Charles-Henry Monchau, CIO at Bank Syz, has warned that inflation has acted as nothing more than a red flag to a bull, to many larger companies, to increase prices excessively higher than inflation demanded. Studies published in 2022 have found that excessive corporate profits drove almost 59% of inflation during the cost-of-living crisis in the UK alone.

This has almost certainly had a knock-on affect for SME’s who have felt the pressure as product suppliers, property landlords, energy companies, and many more have raised their pricings. Forcing SME’s to then pass on those increases to their consumers simply in order to keep their doors open.

Commercial property landlords for example, have to consider how increases such as business rates (if the are the business rates payer) and energy costs affect the property, if as lease renewals or rent reviews approach, what the consequences of upping rent are.

For some property landlords, they will have to consider that if increasing the rent to help cover these across-the-board costs will drive away their tenants altogether, or simply cause those business renting space from them, to close entirely as the cost of having to pay a higher rent on top of their own rising costs, is no longer viable.

They also might have to consider then the pros and cons of selling the commercial property entirely if it is no longer profitable, as they are unable to attract new tenants with this higher rent.

As a result of this inflation, interest rates and taxes have progressively been upped. This monetary pressure coupled with the arrival of new rates bills was understandably too much for many business rates payers in March. And there is no guarantee that we will see a significant easing any time soon.

No industry or sector has been spared

Inflation business rates

According to figures published by the Valuation Office Agency (VOA) – the arm of HMRC that deals with business rates and valuations – in late 2022, several subsectors will have seen increases along the lines of:

  • Offices (inc computer centres) – 10.2%
  • Pharmacies (within/adjacent to a surgery/health centre) – 13.9%
  • Self-storage facilities – 29.2%
  • Stadia and arenas – 51.5%
  • Rail Maintenance Depots – 64.2%
  • Film and TV Studios – 137.7%

“We all know that inflation is driving price increases,” Anthony Hughes of RVA Surveyors, the independent business rates reduction specialist, said. “We know that – it’s a no-brainer. If you look at that alone, SME’s are already struggling. But then this stealth tax increase arrives, and suddenly RV’s are through the roof, and instead of taking cost-saving measures, businesses are having to shut down entirely.

This is no coincidence. Much of the help that businesses are currently getting from the government have a short shelf-life as it is – they are scheduled to be significantly downscaled if not scrapped completely by the 1st of April 2024.”

According to the VOA, the average, overall RV increase for England and Wales was to be 7.1%.

It is the responsibility of local authorities to ensure that business rates payers’ information is not only up to date, but that reliefs are applied correctly.

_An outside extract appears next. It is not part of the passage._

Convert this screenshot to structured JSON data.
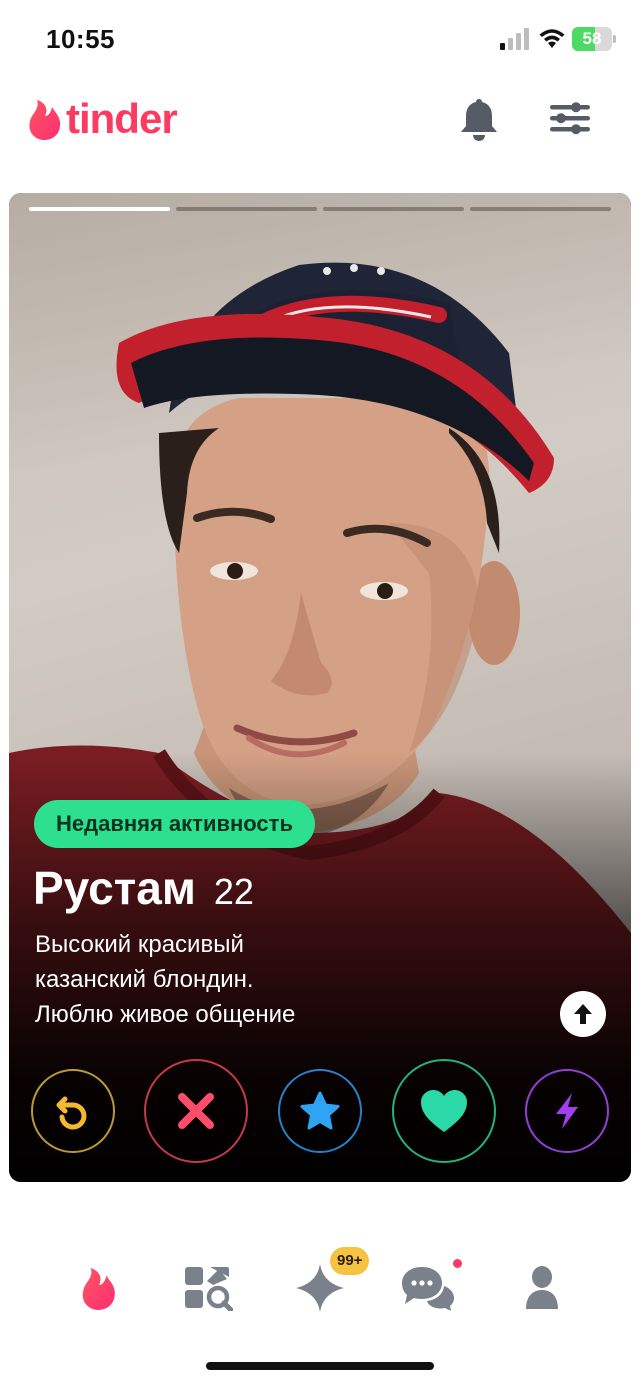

Business rates accounts with these local authorities could also have credit on them that can either be claimed and returned or used to offset future liability.

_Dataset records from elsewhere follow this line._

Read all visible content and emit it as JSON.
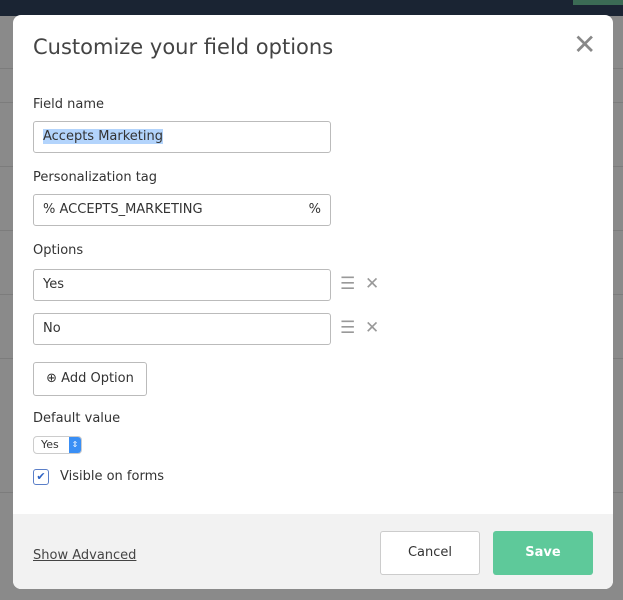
{
  "modal": {
    "title": "Customize your field options",
    "close_icon": "close-icon",
    "field_name": {
      "label": "Field name",
      "value": "Accepts Marketing"
    },
    "personalization_tag": {
      "label": "Personalization tag",
      "prefix": "%",
      "value": "ACCEPTS_MARKETING",
      "suffix": "%"
    },
    "options": {
      "label": "Options",
      "items": [
        {
          "value": "Yes"
        },
        {
          "value": "No"
        }
      ],
      "add_label": "Add Option"
    },
    "default_value": {
      "label": "Default value",
      "selected": "Yes"
    },
    "visible_on_forms": {
      "label": "Visible on forms",
      "checked": true
    },
    "footer": {
      "show_advanced": "Show Advanced",
      "cancel": "Cancel",
      "save": "Save"
    },
    "colors": {
      "save": "#5ec99a",
      "selection": "#b3d4fc",
      "header": "#1a2433"
    }
  }
}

“We strongly recommend that people contact their local authority.” Anthony Hughes agreed. “Especially now. Even the smallest amount could mean the difference between insolvency or keeping the door open.”

Unfortunately, not all local authorities publish whether there is credit, or even the amount, on a business rates account.

“On our last review, we found that there were circa £300 million of unclaimed credits. It is urgent, not only that business rate payers ensure that their business rates are accurate and fair, but that there are no unclaimed credits on their accounts.”

While it is no longer possible for business rates payers to submit cases challenging potential backdated overpayments for the previous rating list, ensuring that current and future business rates are accurate, and fair is vital in ensuring that the small business community endures.